TL;DR Review: Immediately relatable and engaging with a surprising amount of heart. Fun, fresh fantasy in the vein of Kings of the Wyld, The Dungeoneers, and Orconomics.
Synopsis:
A plucky underdog. A powerful necromancer. And the idiot heroes bent on murdering them.
Kobolds are supposed to run away—it’s what they’re best at. But Jack? Born with a club foot, he’s had to adapt. Resilient and clever, he clawed his way to respectability as majordomo of a premiere subterranean estate. He even found a father figure in the famed necromancer who owns the place.
Life was perfect… until a superband of overpowered do-gooders arrived bent on burglary and murder. These mercilessly righteous warriors of light cannot be beaten, or at least that’s how it looks on paper.
Jack must choose between survival and the people he loves… unless he can somehow defy the stats and find an unconventional solution.
If you like Terry Pratchett, J. Zachary Pike, or Nicholas Eames, you’ll love Majordomo. Buy now, before the price goes up or the murderhobos descend.
Full Review:
I’ll be honest: Majordomo had me hooked from the first page.
What’s not to love? A club-footed kobold serves as the majordomo to Nepherous the Necrotic, the most feared necromancer in the (very D&D-flavored) world, and is tasked with the upkeep of his estate—including all the traps, “evil” monsters, obstacles, and henchmen that make an adventuring party’s life challenging.
D&D fans will instantly get on board with this reversal; instead of talking about a company of heroes invading the evil necromancer’s lair, we look at the mid-level manager responsible for keeping that lair sufficiently challenging to those heroes.

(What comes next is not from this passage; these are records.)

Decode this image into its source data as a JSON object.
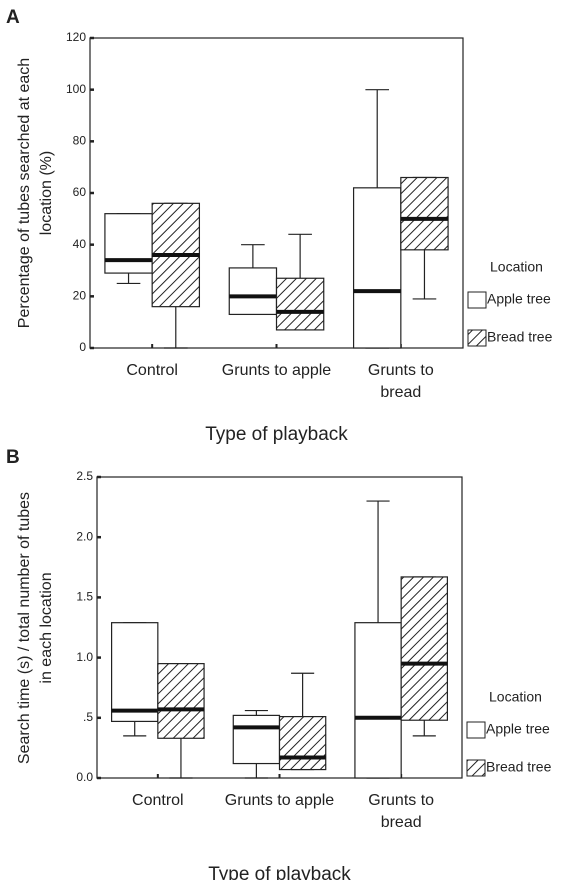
{
  "chart_data": [
    {
      "type": "box",
      "label": "A",
      "ylabel": "Percentage of tubes searched at each location (%)",
      "xlabel": "Type of playback",
      "categories": [
        "Control",
        "Grunts to apple",
        "Grunts to bread"
      ],
      "ylim": [
        0,
        120
      ],
      "yticks": [
        0,
        20,
        40,
        60,
        80,
        100,
        120
      ],
      "legend_title": "Location",
      "series": [
        {
          "name": "Apple tree",
          "color": "#ffffff",
          "hatch": false,
          "values": [
            {
              "low": 25,
              "q1": 29,
              "median": 34,
              "q3": 52,
              "high": 52
            },
            {
              "low": 13,
              "q1": 13,
              "median": 20,
              "q3": 31,
              "high": 40
            },
            {
              "low": 0,
              "q1": 0,
              "median": 22,
              "q3": 62,
              "high": 100
            }
          ]
        },
        {
          "name": "Bread tree",
          "color": "#ffffff",
          "hatch": true,
          "values": [
            {
              "low": 0,
              "q1": 16,
              "median": 36,
              "q3": 56,
              "high": 56
            },
            {
              "low": 7,
              "q1": 7,
              "median": 14,
              "q3": 27,
              "high": 44
            },
            {
              "low": 19,
              "q1": 38,
              "median": 50,
              "q3": 66,
              "high": 66
            }
          ]
        }
      ]
    },
    {
      "type": "box",
      "label": "B",
      "ylabel": "Search time (s) / total number of tubes in each location",
      "xlabel": "Type of playback",
      "categories": [
        "Control",
        "Grunts to apple",
        "Grunts to bread"
      ],
      "ylim": [
        0,
        2.5
      ],
      "yticks": [
        {
          "value": 0,
          "label": "0.0"
        },
        {
          "value": 0.5,
          "label": ".5"
        },
        {
          "value": 1,
          "label": "1.0"
        },
        {
          "value": 1.5,
          "label": "1.5"
        },
        {
          "value": 2,
          "label": "2.0"
        },
        {
          "value": 2.5,
          "label": "2.5"
        }
      ],
      "legend_title": "Location",
      "series": [
        {
          "name": "Apple tree",
          "color": "#ffffff",
          "hatch": false,
          "values": [
            {
              "low": 0.35,
              "q1": 0.47,
              "median": 0.56,
              "q3": 1.29,
              "high": 1.29
            },
            {
              "low": 0,
              "q1": 0.12,
              "median": 0.42,
              "q3": 0.52,
              "high": 0.56
            },
            {
              "low": 0,
              "q1": 0,
              "median": 0.5,
              "q3": 1.29,
              "high": 2.3
            }
          ]
        },
        {
          "name": "Bread tree",
          "color": "#ffffff",
          "hatch": true,
          "values": [
            {
              "low": 0,
              "q1": 0.33,
              "median": 0.57,
              "q3": 0.95,
              "high": 0.95
            },
            {
              "low": 0.07,
              "q1": 0.07,
              "median": 0.17,
              "q3": 0.51,
              "high": 0.87
            },
            {
              "low": 0.35,
              "q1": 0.48,
              "median": 0.95,
              "q3": 1.67,
              "high": 1.67
            }
          ]
        }
      ]
    }
  ]
}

Jack the kobold is a simple creature at first. He wants only to do a good job and to keep his necromancer boss from turning him into an undead in punishment for failure.
However, we quickly come to see there are a lot more layers to this little humanoid than we expected.

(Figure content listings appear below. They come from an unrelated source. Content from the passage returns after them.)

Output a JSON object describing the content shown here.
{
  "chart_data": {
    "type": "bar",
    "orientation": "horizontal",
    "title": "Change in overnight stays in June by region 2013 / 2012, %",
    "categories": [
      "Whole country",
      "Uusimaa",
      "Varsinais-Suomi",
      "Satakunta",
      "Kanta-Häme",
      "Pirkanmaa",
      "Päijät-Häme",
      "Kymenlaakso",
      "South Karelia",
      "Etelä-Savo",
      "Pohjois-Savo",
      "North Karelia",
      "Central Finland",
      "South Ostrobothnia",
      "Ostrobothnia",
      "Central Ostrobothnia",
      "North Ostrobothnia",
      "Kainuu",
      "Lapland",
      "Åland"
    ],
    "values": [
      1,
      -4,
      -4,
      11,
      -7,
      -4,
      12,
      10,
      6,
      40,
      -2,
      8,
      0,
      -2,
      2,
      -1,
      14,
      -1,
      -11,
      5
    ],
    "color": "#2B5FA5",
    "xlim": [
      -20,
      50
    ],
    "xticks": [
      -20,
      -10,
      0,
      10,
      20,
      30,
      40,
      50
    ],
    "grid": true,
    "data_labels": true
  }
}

Like so many of us, he wrestles with a voice of condemnation and self-doubt—in his case, the voice of his father, who wanted to drown his “weakling” offspring at birth. Everything he does at first seems intended to spite that voice.
But when he returns home after a (semi) successful mission to recruit more guards, that’s when we see the real emotionally impactful element. Over his long years of service, Jack has come to regard his necromancer master as a replacement father figure—and, oddly, the necromancer has begun to see Jack as an adoptive, non-human son.
This is where the gut punches really begin to land fast and furious. Because, as with all living beings, time is proving cruel to the wicked necromancer. Age is slowly sapping his mind and strength, stealing his intellect, and leaving him as little more than a broken, confused, and scared husk of a man.
Through their few interactions, we see how much Jack and Nepherous have come to care for each other, and how hard it is for Jack to see the man he’s come to regard as a father slowly wasting away. For anyone who has watched a loved one losing themselves to Alzheimer’s—or even just age and disease—this is going to hit HARD.
Yes, the story has a great deal of sarcastic humor that brings to mind Kings of the Wyld and Orconomics, but it’s the heart behind this story and these characters that really makes it worth reading.
It’s a short, easy read—just 100 or so pages—and you won’t regret the time you spend limping around this world behind the eyes of Jack the murderous-yet-surprisingly-decent kobold.